Really? Can we not do better than this? What are we teaching our young girls? You honestly don’t need a contraption to get to know your lady bits.

Plus, where do these end up? Are they compostable? Recyclable?

They’re definitely not reusable. Landfill?

We are worried about our environment, no?

What does Pema Chödrön say about masturbation?

There are other ads that promise to strengthen our pelvic floor. Maybe that’s more my style.

I’m not mad; I’m just asking important questions. Are these ads being clicked on more by men or women? Are they bringing income to pay the writers, editors, and other staff? Well, then good if that’s working. We are all struggling to keep the lights on, but what I don’t want to do is sell my soul to earn more money. I want to stay authentic.

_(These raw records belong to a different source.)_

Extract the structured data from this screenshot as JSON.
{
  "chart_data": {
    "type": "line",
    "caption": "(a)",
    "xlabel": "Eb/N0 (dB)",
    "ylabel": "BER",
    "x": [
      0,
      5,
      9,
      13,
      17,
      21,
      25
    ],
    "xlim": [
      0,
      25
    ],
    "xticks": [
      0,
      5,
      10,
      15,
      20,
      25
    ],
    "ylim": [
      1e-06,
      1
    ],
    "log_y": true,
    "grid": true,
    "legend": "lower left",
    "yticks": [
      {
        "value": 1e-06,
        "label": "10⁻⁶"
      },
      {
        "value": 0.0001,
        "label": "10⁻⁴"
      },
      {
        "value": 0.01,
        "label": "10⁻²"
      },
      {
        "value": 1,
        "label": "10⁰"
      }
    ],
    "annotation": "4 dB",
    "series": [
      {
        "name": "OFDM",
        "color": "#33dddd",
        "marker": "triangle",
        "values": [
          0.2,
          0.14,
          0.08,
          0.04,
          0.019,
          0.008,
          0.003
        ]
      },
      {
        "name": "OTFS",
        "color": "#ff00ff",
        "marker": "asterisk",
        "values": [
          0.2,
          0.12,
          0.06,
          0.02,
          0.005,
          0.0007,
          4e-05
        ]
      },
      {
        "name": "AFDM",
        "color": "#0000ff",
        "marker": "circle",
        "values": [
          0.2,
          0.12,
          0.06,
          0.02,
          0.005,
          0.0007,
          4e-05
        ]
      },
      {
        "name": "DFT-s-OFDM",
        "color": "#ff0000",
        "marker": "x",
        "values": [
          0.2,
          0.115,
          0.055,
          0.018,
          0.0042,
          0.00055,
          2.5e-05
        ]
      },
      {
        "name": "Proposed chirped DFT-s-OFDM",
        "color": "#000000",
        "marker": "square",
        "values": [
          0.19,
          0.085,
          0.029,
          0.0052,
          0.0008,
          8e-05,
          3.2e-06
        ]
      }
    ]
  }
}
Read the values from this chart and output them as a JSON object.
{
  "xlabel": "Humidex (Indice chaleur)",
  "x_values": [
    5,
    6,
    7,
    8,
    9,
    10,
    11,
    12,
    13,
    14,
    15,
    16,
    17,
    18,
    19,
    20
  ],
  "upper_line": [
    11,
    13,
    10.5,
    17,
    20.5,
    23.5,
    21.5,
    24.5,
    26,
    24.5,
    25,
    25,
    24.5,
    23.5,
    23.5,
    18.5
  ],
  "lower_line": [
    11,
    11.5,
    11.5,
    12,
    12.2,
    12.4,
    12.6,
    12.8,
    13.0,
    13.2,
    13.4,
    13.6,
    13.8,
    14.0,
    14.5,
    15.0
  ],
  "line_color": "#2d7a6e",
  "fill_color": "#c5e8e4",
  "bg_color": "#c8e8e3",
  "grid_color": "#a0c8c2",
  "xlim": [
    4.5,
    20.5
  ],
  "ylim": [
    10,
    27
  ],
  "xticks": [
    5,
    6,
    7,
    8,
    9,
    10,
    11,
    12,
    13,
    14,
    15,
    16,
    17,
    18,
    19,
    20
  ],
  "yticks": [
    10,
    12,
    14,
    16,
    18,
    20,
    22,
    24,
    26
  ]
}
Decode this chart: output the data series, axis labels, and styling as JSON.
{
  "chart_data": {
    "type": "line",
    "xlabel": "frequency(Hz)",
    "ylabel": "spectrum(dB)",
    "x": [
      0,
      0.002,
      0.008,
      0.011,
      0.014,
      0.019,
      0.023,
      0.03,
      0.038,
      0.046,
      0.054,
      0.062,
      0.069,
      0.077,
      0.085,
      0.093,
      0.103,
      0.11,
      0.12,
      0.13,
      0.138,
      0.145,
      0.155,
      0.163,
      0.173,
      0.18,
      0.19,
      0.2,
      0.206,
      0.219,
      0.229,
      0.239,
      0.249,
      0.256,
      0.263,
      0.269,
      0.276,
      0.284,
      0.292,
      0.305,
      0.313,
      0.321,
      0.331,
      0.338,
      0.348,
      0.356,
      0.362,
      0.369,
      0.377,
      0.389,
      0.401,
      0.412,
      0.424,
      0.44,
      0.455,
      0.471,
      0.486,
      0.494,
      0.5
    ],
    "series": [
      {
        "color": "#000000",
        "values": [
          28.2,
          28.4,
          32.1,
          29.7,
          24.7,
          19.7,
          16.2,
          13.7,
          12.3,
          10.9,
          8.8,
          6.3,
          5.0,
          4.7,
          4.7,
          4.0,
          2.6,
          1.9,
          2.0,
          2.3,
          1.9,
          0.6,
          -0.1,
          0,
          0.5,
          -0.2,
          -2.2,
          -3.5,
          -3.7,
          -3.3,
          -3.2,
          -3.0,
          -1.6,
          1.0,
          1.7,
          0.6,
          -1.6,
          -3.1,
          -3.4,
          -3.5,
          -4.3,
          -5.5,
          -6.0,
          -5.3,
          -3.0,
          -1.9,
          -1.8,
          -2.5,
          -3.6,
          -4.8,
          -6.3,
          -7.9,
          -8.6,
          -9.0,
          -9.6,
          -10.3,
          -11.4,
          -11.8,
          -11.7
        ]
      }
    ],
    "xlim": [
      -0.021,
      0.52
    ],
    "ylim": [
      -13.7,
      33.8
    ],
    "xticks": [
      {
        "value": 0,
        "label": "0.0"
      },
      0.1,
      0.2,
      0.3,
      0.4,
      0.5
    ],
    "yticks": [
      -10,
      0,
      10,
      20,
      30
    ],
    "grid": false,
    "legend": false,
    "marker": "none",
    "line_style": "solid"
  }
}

Do I think writing about vibrators and sex might get me more reads? Yes—yes I do. Let this be the “litmus test” of sorts.

Does sex truly sell? Do women’s bodies help get those clicks? Would men’s bodies do anything to help with clicks? Does sex need to sell or should it be more of a private, intimate discussion between friends and lovers?

If men were holding a vibrator, would it be a turnoff or a turnon to women? How many of us women actually click and buy the toys advertised?

I’m sincerely curious. Who are these ads geared toward? Men or women?

I will let this one go now.


A woman ( and a mother of sons) who was once a young girl and is concerned about this sexualized culture.